The average email user spends 2.5 hours a day sifting through the 147 messages, research shows. Managing this mound of messages is one of the major time-sucks of the modern workplace. But there are ways to save tons of time by giving your inbox a through spring cleaning.
Alex Moore, CEO of Baydin, offers 10 tips on how to give your inbox the long overdue spring cleaning it deserves. His company develops reminder services for popular email clients such as Outlook and Gmail that enable users to take control of when they send and receive email messages.
Seek and ye shall find
Use search to find specific emails. It'll take only one-third the time. Modern email clients include very powerful search capabilities — spend 15 minutes learning to use them, and it will pay dividends for years.
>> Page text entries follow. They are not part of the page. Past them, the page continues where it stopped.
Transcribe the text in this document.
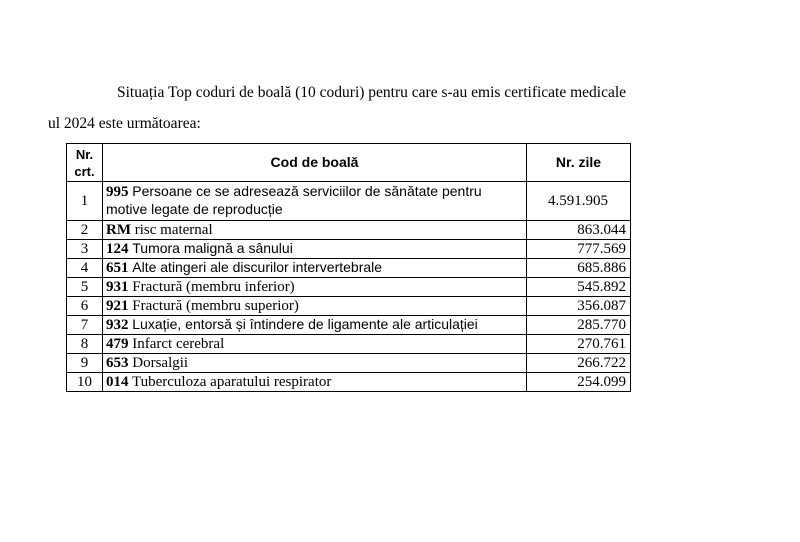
Situația Top coduri de boală (10 coduri) pentru care s-au emis certificate medicale
ul 2024 este următoarea:
Nr. crt.	Cod de boală	Nr. zile
1	995 Persoane ce se adresează serviciilor de sănătate pentru motive legate de reproducție	4.591.905
2	RM risc maternal	863.044
3	124 Tumora malignă a sânului	777.569
4	651 Alte atingeri ale discurilor intervertebrale	685.886
5	931 Fractură (membru inferior)	545.892
6	921 Fractură (membru superior)	356.087
7	932 Luxație, entorsă și întindere de ligamente ale articulației	285.770
8	479 Infarct cerebral	270.761
9	653 Dorsalgii	266.722
10	014 Tuberculoza aparatului respirator	254.099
Try turning off notifications on your computer and your phone. Every time a notification comes up, it takes your brain over a minute to fully regain concentration.
Forego folder folly
Don't bother with complicated folder systems — research shows it's significantly faster to find messages by scrolling through a list of every message you've ever received than by looking through an "organized" set of folders.
Timing is everything
Send messages at optimal times — usually just before work or during lunch, and rarely in the late afternoon. A message sent at 7 a.m. is almost four times more likely to be opened than one sent at 4 p.m.
Clear the clutter
Leave only messages that still need your prompt attention in your inbox. Move the rest to a single old mail folder or archive them. Your old messages will still be searchable and it'll be harder for emails that aren't "finished" to fall through the cracks.
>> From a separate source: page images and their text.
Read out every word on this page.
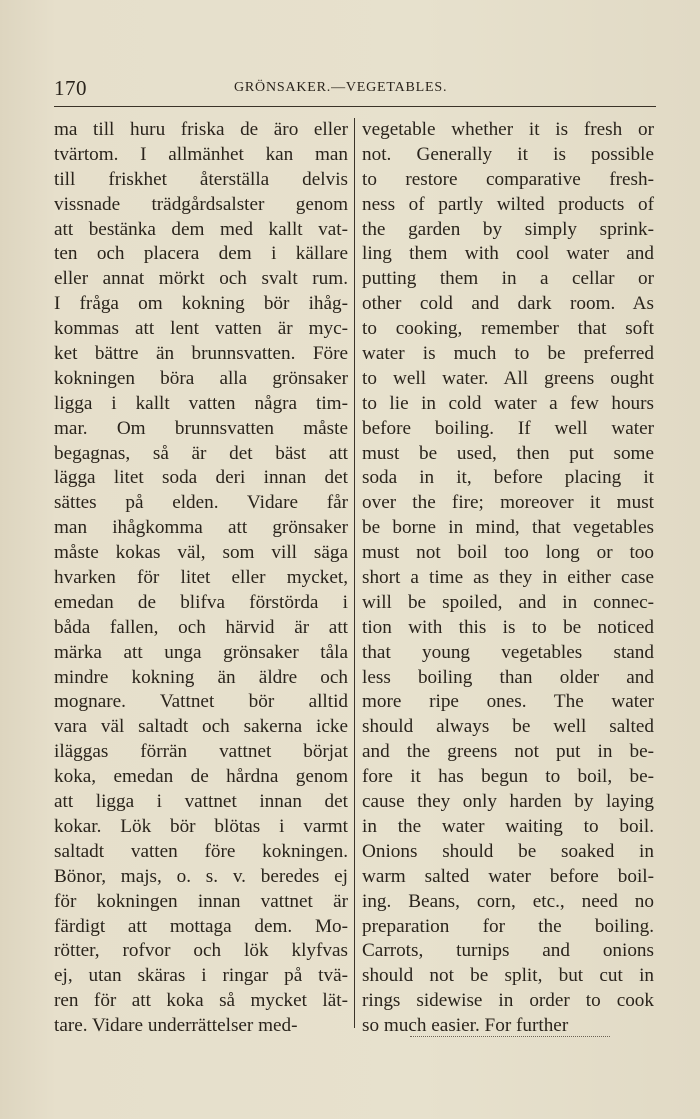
170	GRÖNSAKER.—VEGETABLES.
ma till huru friska de äro eller
tvärtom. I allmänhet kan man
till friskhet återställa delvis
vissnade trädgårdsalster genom
att bestänka dem med kallt vat-
ten och placera dem i källare
eller annat mörkt och svalt rum.
I fråga om kokning bör ihåg-
kommas att lent vatten är myc-
ket bättre än brunnsvatten. Före
kokningen böra alla grönsaker
ligga i kallt vatten några tim-
mar. Om brunnsvatten måste
begagnas, så är det bäst att
lägga litet soda deri innan det
sättes på elden. Vidare får
man ihågkomma att grönsaker
måste kokas väl, som vill säga
hvarken för litet eller mycket,
emedan de blifva förstörda i
båda fallen, och härvid är att
märka att unga grönsaker tåla
mindre kokning än äldre och
mognare. Vattnet bör alltid
vara väl saltadt och sakerna icke
iläggas förrän vattnet börjat
koka, emedan de hårdna genom
att ligga i vattnet innan det
kokar. Lök bör blötas i varmt
saltadt vatten före kokningen.
Bönor, majs, o. s. v. beredes ej
för kokningen innan vattnet är
färdigt att mottaga dem. Mo-
rötter, rofvor och lök klyfvas
ej, utan skäras i ringar på tvä-
ren för att koka så mycket lät-
tare. Vidare underrättelser med-
vegetable whether it is fresh or
not. Generally it is possible
to restore comparative fresh-
ness of partly wilted products of
the garden by simply sprink-
ling them with cool water and
putting them in a cellar or
other cold and dark room. As
to cooking, remember that soft
water is much to be preferred
to well water. All greens ought
to lie in cold water a few hours
before boiling. If well water
must be used, then put some
soda in it, before placing it
over the fire; moreover it must
be borne in mind, that vegetables
must not boil too long or too
short a time as they in either case
will be spoiled, and in connec-
tion with this is to be noticed
that young vegetables stand
less boiling than older and
more ripe ones. The water
should always be well salted
and the greens not put in be-
fore it has begun to boil, be-
cause they only harden by laying
in the water waiting to boil.
Onions should be soaked in
warm salted water before boil-
ing. Beans, corn, etc., need no
preparation for the boiling.
Carrots, turnips and onions
should not be split, but cut in
rings sidewise in order to cook
so much easier. For further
Brevity is the soul of wit
Try writing shorter emails. You'll be surprised at how well people respond to brevity in email. A good guideline: try to keep most of your messages (though clearly not all!) under five sentences.
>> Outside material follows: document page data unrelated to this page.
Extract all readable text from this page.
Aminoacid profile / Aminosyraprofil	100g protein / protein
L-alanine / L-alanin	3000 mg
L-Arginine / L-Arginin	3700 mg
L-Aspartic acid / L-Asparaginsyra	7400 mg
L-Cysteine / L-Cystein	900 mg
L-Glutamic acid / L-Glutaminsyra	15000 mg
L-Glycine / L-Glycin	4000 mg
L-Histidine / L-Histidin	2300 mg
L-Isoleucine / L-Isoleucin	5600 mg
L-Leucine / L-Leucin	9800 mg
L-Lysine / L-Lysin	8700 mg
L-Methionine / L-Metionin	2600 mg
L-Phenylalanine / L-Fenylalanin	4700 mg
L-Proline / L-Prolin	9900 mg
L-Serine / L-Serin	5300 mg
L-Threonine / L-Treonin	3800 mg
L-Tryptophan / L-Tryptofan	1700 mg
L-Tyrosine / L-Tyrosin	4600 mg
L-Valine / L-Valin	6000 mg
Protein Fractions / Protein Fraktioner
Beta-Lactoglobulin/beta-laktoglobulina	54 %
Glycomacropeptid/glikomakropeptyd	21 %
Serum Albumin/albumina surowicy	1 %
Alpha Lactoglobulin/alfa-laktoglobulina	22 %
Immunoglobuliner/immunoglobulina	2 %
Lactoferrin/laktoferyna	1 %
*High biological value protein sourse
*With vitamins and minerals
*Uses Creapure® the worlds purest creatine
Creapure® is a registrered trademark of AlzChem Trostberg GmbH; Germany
It's all about blocking and tackling
If your schedule allows, set up specific time blocks each day to handle your email. During those times, go through your emails in batches. But try not to do it first thing in the morning — you want start your day with your most important work, rather than the seemingly most urgent.
Have a system
Figure out a system for deferring messages to later. Research shows that more than one-third of all email doesn't need attention now, but needs it again later. Some options include an email reminder service that can bring messages back to your attention later.
Make it easy
If you're sending an email where you ask for more than one thing, number your requests and put them near the top of the message to make it easy for the recipient to figure out what he/she needs to do.
Say what you mean
Make the first sentence in your email descriptive. Most mail clients show a small snippet of the message in the inbox view. Which one of these is more likely to get your attention? "Important meeting next Friday. Please RSVP!" or "Hey Frank, I'm just writing to let you know."